Learners need to become aware of what is meant by culture, and what aspects of their behaviour and language use are culturally specific.
This is a crucial starting point for developing Intercultural communicative competence. Intercultural communicative language teaching and learning requires self-reflection, through which learners come to understand how their culture influences their use of language, and how their communicative interactions reflect their culture.
Intercultural communicative language teaching emphasises understanding not only one’s own cultural world but also how it relates to the cultural worlds of others. It encourages learners to look for similarities and differences between their own and another culture, using their own culture as the starting point. Comparing cultures is a practical focus for language teaching which allows learners to develop more sophisticated concepts of culture.
Fundamental to intercultural language learning (ILL) is acknowledgement of an inextricable link between language and culture .
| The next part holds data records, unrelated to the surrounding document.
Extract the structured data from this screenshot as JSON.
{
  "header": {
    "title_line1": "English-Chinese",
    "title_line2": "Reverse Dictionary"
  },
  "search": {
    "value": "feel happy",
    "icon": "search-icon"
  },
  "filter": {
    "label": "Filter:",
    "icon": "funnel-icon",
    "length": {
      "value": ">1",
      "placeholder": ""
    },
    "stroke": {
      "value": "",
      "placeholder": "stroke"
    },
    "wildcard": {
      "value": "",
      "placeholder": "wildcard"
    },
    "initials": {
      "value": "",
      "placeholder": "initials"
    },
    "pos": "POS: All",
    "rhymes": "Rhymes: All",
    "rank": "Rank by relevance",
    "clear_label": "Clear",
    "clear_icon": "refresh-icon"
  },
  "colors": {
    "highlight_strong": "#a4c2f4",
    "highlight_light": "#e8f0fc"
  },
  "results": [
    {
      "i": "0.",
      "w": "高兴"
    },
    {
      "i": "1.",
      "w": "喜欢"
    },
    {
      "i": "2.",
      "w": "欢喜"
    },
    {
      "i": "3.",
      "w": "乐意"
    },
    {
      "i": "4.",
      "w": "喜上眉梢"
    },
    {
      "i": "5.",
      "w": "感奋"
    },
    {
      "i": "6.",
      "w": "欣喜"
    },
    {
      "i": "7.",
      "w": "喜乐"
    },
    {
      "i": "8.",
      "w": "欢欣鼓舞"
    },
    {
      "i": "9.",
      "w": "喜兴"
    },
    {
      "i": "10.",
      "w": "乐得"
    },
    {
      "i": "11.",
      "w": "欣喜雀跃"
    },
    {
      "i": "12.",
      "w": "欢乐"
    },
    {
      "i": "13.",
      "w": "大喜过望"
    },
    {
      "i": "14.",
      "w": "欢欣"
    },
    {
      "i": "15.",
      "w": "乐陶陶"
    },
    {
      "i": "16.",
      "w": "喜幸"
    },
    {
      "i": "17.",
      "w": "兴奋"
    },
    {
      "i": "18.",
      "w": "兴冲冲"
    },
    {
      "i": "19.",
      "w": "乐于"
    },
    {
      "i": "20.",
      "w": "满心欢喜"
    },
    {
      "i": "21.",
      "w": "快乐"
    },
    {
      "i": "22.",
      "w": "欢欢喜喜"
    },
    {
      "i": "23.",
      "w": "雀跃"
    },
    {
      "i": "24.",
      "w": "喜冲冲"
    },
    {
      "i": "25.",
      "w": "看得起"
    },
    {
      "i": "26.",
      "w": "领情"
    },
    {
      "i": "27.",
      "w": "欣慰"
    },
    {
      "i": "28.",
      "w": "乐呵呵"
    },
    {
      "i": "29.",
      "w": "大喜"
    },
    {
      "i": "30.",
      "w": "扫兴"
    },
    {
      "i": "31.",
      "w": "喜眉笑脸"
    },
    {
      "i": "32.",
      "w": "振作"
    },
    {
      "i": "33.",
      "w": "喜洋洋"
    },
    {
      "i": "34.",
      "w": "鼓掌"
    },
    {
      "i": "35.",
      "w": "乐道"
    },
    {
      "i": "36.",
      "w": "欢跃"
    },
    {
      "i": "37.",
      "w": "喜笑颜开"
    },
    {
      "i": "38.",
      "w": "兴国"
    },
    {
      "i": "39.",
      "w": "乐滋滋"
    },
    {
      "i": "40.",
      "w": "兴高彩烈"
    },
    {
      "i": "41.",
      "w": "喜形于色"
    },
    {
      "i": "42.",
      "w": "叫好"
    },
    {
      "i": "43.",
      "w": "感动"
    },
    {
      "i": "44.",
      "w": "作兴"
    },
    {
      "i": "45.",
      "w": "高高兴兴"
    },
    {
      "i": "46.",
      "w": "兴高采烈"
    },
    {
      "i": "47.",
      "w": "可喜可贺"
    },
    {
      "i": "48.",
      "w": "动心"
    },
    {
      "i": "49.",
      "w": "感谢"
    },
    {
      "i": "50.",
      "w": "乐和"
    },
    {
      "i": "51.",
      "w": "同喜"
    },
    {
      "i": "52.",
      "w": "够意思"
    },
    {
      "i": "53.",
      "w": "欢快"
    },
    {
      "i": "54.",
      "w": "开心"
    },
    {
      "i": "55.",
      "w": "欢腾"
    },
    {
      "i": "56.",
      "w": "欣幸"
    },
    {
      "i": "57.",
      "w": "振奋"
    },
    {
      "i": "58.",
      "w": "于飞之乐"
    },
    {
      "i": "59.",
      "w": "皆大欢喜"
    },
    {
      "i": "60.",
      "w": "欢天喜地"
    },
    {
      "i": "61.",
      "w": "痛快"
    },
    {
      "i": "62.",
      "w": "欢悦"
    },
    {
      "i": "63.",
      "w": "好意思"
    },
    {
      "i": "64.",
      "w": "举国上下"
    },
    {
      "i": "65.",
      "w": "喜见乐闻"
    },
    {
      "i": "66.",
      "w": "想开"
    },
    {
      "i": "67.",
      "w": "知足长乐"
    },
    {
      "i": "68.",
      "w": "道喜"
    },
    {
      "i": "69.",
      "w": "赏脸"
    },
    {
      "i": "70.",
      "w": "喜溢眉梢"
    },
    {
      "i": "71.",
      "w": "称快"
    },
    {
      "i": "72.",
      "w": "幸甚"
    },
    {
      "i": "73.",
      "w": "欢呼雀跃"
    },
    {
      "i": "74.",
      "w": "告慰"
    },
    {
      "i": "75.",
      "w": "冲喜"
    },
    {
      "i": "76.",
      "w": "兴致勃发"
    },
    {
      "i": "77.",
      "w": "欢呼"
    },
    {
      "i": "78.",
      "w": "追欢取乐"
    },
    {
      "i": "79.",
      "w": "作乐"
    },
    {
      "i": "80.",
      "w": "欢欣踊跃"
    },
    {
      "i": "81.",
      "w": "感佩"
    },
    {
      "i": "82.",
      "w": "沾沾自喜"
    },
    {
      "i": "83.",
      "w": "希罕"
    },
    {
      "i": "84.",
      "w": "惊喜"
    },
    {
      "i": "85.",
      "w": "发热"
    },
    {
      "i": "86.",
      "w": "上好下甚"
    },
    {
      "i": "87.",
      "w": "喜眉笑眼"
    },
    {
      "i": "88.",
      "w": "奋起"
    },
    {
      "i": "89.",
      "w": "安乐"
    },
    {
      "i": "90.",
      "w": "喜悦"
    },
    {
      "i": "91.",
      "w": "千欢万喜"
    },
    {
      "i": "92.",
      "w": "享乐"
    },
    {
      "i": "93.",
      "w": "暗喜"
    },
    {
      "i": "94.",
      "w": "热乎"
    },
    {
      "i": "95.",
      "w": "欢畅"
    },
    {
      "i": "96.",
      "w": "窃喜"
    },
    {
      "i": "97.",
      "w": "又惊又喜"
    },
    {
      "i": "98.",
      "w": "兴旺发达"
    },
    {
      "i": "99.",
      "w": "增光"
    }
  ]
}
Language has a central role in the transmission of cultural codes; It is noted “culture shapes what we say, when we say it, and how we say it from the simplest language we use to the most complex. It is fundamental to the way we speak, write, listen and read.” language forms and the messages conveyed by them provide cultural knowledge.
Hence the impossibility of separating language and culture. Culture can be understood in a variety of ways and the ways in which culture is constructed will impact on how teachers teach and how learners learn.
Consequently, utilising ILL perspectives challenges language teachers to identify ways of appropriately incorporating culture into language learning and language into culture learning.
The work of facilitating the development of intercultural competence will not be accomplished in one lesson or one term. It is an on-going process. Understanding, skills and values will only be built by stages.